Principals, students welcome SC ruling
Students and principals were relieved on Thursday when the Supreme Court ruled that the Best-Five policy for junior college admissions could continue.mumbai Updated: Aug 19, 2011 01:19 IST
Students and principals were relieved on Thursday when the Supreme Court ruled that the Best-Five policy for junior college admissions could continue.
“Finally, the apex court has upheld our government's decision to conduct admissions on the basis of Best Five scheme. The decision comes as relief for lakhs of anxious parents and students,” said state education minister, Rajendra Darda.
He added that the government had been in a fix on the issue of ensuring a level playing field for Secondary School Certificate (SSC) students with their Indian Certificate of Secondary Education (ICSE) and Central Board of Secondary Education (CBSE) counterparts.
“This is a relief,” said Viraj Domadia, a Class 10 SSC student from Sardar Vallabhbhai Patel Vidyalaya in Kandivli. “I’m happy that the policy will continue and that we will be able to drop one subject from the average if we do poorly in it.”
The state government had announced the Best-Five scheme for SSC students last year, after which ICSE students went to court on the basis that it discriminated against them.

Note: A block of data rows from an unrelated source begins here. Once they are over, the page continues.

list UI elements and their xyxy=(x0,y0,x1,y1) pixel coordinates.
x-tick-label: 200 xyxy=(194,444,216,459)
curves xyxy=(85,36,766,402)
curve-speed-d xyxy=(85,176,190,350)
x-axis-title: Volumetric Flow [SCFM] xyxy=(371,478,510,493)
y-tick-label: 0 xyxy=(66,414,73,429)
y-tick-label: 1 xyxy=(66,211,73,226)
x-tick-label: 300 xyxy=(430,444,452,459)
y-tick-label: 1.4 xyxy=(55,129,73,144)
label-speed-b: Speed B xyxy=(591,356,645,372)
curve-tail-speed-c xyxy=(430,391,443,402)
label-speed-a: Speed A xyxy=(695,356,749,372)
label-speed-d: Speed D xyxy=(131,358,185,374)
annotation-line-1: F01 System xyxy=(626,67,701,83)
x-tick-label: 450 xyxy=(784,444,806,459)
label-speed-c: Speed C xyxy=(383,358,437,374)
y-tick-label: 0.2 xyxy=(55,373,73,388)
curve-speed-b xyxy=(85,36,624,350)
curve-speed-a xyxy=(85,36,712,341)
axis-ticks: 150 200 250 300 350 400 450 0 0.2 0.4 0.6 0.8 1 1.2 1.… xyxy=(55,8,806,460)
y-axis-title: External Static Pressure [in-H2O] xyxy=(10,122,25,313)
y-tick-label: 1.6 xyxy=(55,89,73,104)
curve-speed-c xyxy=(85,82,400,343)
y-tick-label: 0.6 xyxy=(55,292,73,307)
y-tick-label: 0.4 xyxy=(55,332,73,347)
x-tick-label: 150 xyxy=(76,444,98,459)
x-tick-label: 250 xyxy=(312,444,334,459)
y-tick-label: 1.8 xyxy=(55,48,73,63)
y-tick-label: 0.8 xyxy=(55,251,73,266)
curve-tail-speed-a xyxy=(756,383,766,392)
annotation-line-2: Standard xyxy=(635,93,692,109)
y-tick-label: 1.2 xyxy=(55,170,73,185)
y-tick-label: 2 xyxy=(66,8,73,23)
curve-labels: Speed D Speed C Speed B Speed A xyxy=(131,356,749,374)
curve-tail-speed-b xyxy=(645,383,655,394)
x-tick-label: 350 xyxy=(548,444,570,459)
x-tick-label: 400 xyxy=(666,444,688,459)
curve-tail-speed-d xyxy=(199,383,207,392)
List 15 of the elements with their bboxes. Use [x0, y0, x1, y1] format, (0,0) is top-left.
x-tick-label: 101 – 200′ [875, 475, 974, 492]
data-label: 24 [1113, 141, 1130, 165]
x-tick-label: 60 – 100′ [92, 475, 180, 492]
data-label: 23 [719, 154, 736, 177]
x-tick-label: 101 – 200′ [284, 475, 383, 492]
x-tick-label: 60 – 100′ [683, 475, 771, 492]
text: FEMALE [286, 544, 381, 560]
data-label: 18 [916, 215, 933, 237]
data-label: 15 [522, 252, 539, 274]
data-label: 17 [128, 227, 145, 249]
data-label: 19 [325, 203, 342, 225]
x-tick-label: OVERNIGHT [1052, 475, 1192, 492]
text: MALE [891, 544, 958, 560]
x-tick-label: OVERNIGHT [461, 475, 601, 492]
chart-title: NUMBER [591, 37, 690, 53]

In line with the Supreme Court’s interim order last year, SSC students will be able to count their best five out of six scores, while ICSE students will be able to count their best five scores not including the vocational-type Group III subject. The 2013 batch that will only appear for exams in six subjects (instead of seven), would have no choice but to count all five subjects. “We had been hoping that they would allow the Group III subject to be counted in the best-five average,” said Perin Bagli, secretary of the Association of ICSE schools in Maharashtra. “We will discuss the verdict at our next meeting and see what all the principals think.” The interim order last August had ruled against allowing it on the grounds that 50% of the assessment was done at the school level.
“It’s very good that the policy will continue,” said Poonam Arora, principal of Bombay Cambridge School in Andheri. “It gives them leverage in case they do badly in one subject.”